- В порядке, - ответила Эпплгейт, - мы ведём переговоры насчёт выставки в туалетах ИИК.
- Институту идея нравится, - добавил Пембертон. - Правда, они ломают головы, как охранять выставку, публика может заявить протест, если кабельные камеры безопасности будут снимать, как они облегчаются.
- ИИК хочет провести ретроспективу всех моих фильмов, - объявил Патель. - В следующем году. Я хочу представить новое кино в этом сезоне.
- То, про расизм и художественный истэблишмент? - захотела выяснить Пенни.
- Ага, - подтвердил Рамиш. - Рабочее название "Белая Ложь".
- Класс, класс! - включился Дон. - Или искусство будет критичным, или его не станет вообще!
- Чего? - зашипел Патель.
- Цитата из последнего манифеста "Эстетики и Сопротивления", из брошюры под названием "По ту сторону прекрасного"; - объяснила Эпплгейт. - Её напечатают в редакторской колонке в следующем выпуске "Журнала Нематериального Искусства".
- Я тут размышлял о вашем стиле работы, - признался Рамиш, - и хотя вам ещё надо заключить контракт с галереей, эти ваши статьи в художественных журналах уже сделали вам имя. Вы вдохновили меня взяться за карандаш и бумагу, чтобы заработать ещё немножко славы!
- Спасибо! - пропели в унисон Эпплгейт и Пембертон. - Это честь, получить такой комплимент от столь крупной звезды арт-сцены, как вы…
Разговор моментально прервался, когда официантка принесла Эстетике и Сопротивлению чай и приняла заказ у Пателя. Когда женщина ушла, трое друзей вновь обратили мысли в сторону мира искусства.
- Я сегодня пойду на открытие Карен Элиот, а потом побегу в Ист-Энд на тусовку Компьютерных Концептуалистов в "Галерею Элдгейт". Вы со мной? - поинтересовался Рамиш.
- Ага, - выпалил Дон. - Мы собираемся на Элиот во "Флиппер".

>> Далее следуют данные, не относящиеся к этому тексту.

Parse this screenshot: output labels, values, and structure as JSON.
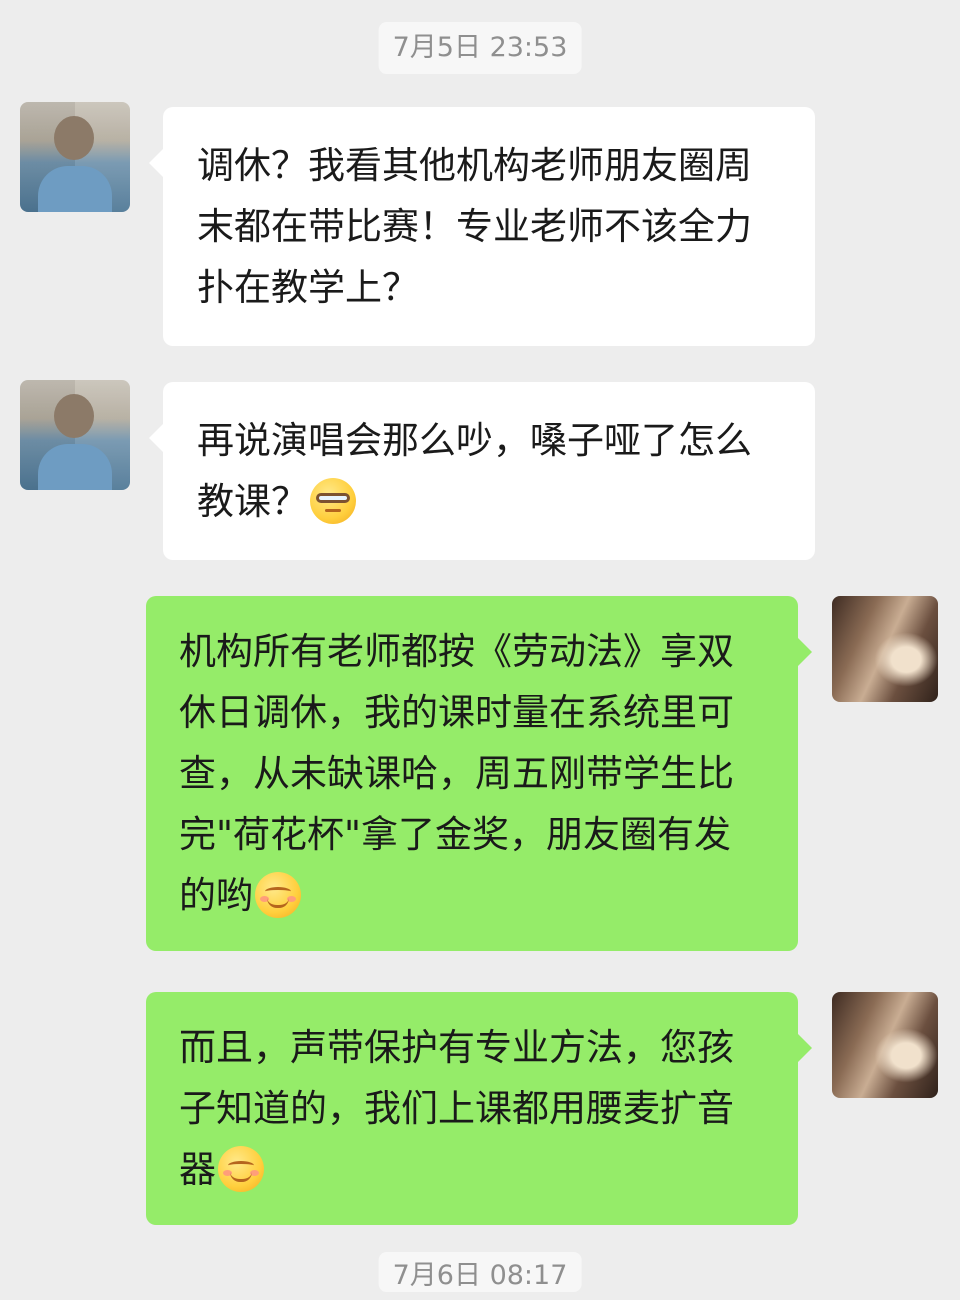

- У нас нет приглашения на вечеринку Компьютерных Концептуалистов, - пожаловалась Пенни. - А говорят, это новейший курс. Мы, конечно, можем просочиться внутрь, но это страшное свинство со стороны "Элдгейта" - выкинуть Эстетику и Сопротивление из списка рассылки. Думаю, они мстят за обзор на их Молодых Современников, который мы написали в "The Gallery Gazette".
- Но эта выставка и впрямь была отстойной! - заорал Патель. - Как тоталитарно - каждую выбранную работу поместить под герметичное стекло! Мне показалось, вы очень грамотно поддели этот факт. Обзор весьма меня позабавил.
И в таком ключе, над бесконечными чашками чая и некоторым количеством хороших пирожных, три художника бесились и разглагольствовали на тему несправедливости художественного мира. Молчаливо предполагалось, что все трое были круче Уорхола! Но вместо этого Эстетика и Сопротивление оказались в изоляции даже в художественном мире, а Рамиш никак не мог превратить признание культурного истэблишмента в карьеру, приносящую многие миллионы фунтов в мейнстриме развлекательной индустрии.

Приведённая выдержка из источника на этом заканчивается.